By Clive Hale
Chinese devaluation – what next?
The “one-off” devaluation of yesterday was never going to be such an animal and we “eagerly” anticipate a “three-peat” tomorrow.
Ever since Deng Xiaoping turned the Maoist revolution on its head, China has relied on continuous economic growth to keep the Party, the Army and, not least of all, the people, happy. In Western economies we have “got used to” contractions, but not so in the Middle Kingdom.
With most of the world in a “race to the bottom” as far as their currencies are concerned, China had no option but to let the yuan adjust downwards to restore their export competitiveness and make it cheaper to buy locally-produced goods rather than imports. We all remember the slogan “Buy British” and we are about to hear a resounding siren call to “Buy Chinese”.
Companies and countries exporting to China will therefore see orders contract as their products will be less competitive and there will be less demand as local sources are substituted. It is already happening. Cisco just aren’t selling as many servers and routers and the XiaoMI phone now sells more units in China than Apple sell iPhones there.

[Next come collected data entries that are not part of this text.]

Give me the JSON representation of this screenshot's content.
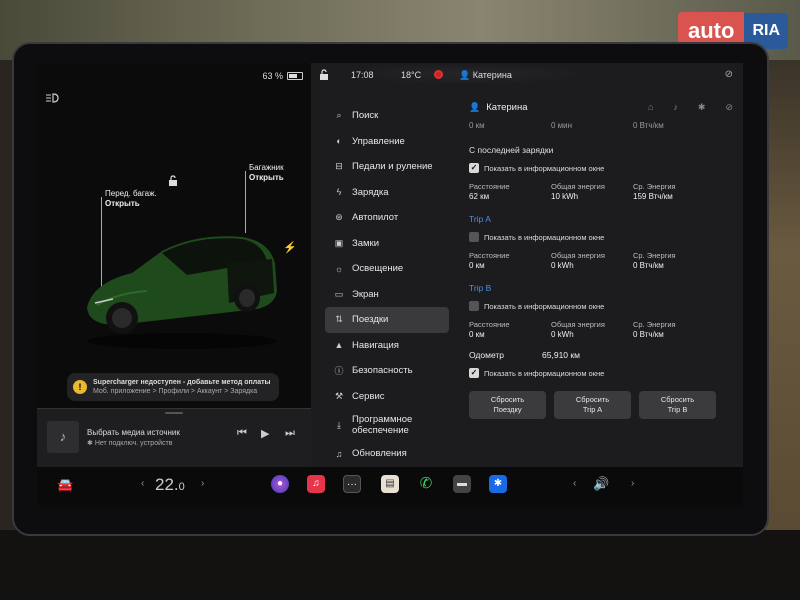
{
  "watermark": {
    "auto": "auto",
    "ria": "RIA"
  },
  "left": {
    "battery_pct": "63 %",
    "battery_level": 0.63,
    "callout_frunk": {
      "line1": "Перед. багаж.",
      "line2": "Открыть"
    },
    "callout_trunk": {
      "line1": "Багажник",
      "line2": "Открыть"
    },
    "alert": {
      "title": "Supercharger недоступен - добавьте метод оплаты",
      "path": "Моб. приложение > Профили > Аккаунт > Зарядка"
    },
    "media": {
      "title": "Выбрать медиа источник",
      "subtitle": "Нет подключ. устройств"
    }
  },
  "status": {
    "time": "17:08",
    "temp": "18°C",
    "user": "Катерина"
  },
  "menu": [
    {
      "label": "Поиск",
      "icon": "search-icon"
    },
    {
      "label": "Управление",
      "icon": "toggle-icon"
    },
    {
      "label": "Педали и руление",
      "icon": "car-icon"
    },
    {
      "label": "Зарядка",
      "icon": "bolt-icon"
    },
    {
      "label": "Автопилот",
      "icon": "steering-icon"
    },
    {
      "label": "Замки",
      "icon": "lock-icon"
    },
    {
      "label": "Освещение",
      "icon": "sun-icon"
    },
    {
      "label": "Экран",
      "icon": "screen-icon"
    },
    {
      "label": "Поездки",
      "icon": "trips-icon"
    },
    {
      "label": "Навигация",
      "icon": "nav-icon"
    },
    {
      "label": "Безопасность",
      "icon": "safety-icon"
    },
    {
      "label": "Сервис",
      "icon": "wrench-icon"
    },
    {
      "label": "Программное обеспечение",
      "icon": "download-icon"
    },
    {
      "label": "Обновления",
      "icon": "bell-icon"
    }
  ],
  "content": {
    "user": "Катерина",
    "zero": [
      "0 км",
      "0 мин",
      "0 Втч/км"
    ],
    "since_charge": {
      "label": "С последней зарядки",
      "show": "Показать в информационном окне",
      "stats": [
        {
          "label": "Расстояние",
          "value": "62 км"
        },
        {
          "label": "Общая энергия",
          "value": "10 kWh"
        },
        {
          "label": "Ср. Энергия",
          "value": "159 Втч/км"
        }
      ]
    },
    "trip_a": {
      "label": "Trip A",
      "show": "Показать в информационном окне",
      "stats": [
        {
          "label": "Расстояние",
          "value": "0 км"
        },
        {
          "label": "Общая энергия",
          "value": "0 kWh"
        },
        {
          "label": "Ср. Энергия",
          "value": "0 Втч/км"
        }
      ]
    },
    "trip_b": {
      "label": "Trip B",
      "show": "Показать в информационном окне",
      "stats": [
        {
          "label": "Расстояние",
          "value": "0 км"
        },
        {
          "label": "Общая энергия",
          "value": "0 kWh"
        },
        {
          "label": "Ср. Энергия",
          "value": "0 Втч/км"
        }
      ]
    },
    "odometer": {
      "label": "Одометр",
      "value": "65,910 км",
      "show": "Показать в информационном окне"
    },
    "buttons": [
      {
        "line1": "Сбросить",
        "line2": "Поездку"
      },
      {
        "line1": "Сбросить",
        "line2": "Trip A"
      },
      {
        "line1": "Сбросить",
        "line2": "Trip B"
      }
    ]
  },
  "bottom": {
    "temp_int": "22.",
    "temp_dec": "0"
  }
}
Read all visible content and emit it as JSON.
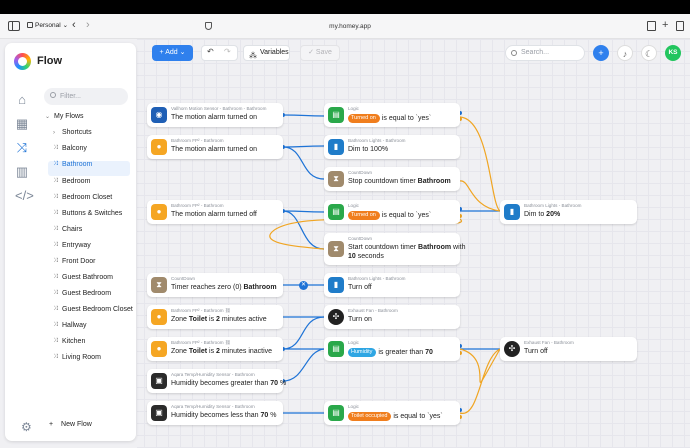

Asian and emerging market countries are already finding their currencies under pressure with new lows against the dollar for Brazil, Russia, Indonesia, Singapore and Thailand. The Hong Kong dollar peg is almost certainly the next “managed” currency to be set adrift. We have seen this before in the Asian currency crisis of 1997 and this is what happened to the markets then. We may be due a repeat.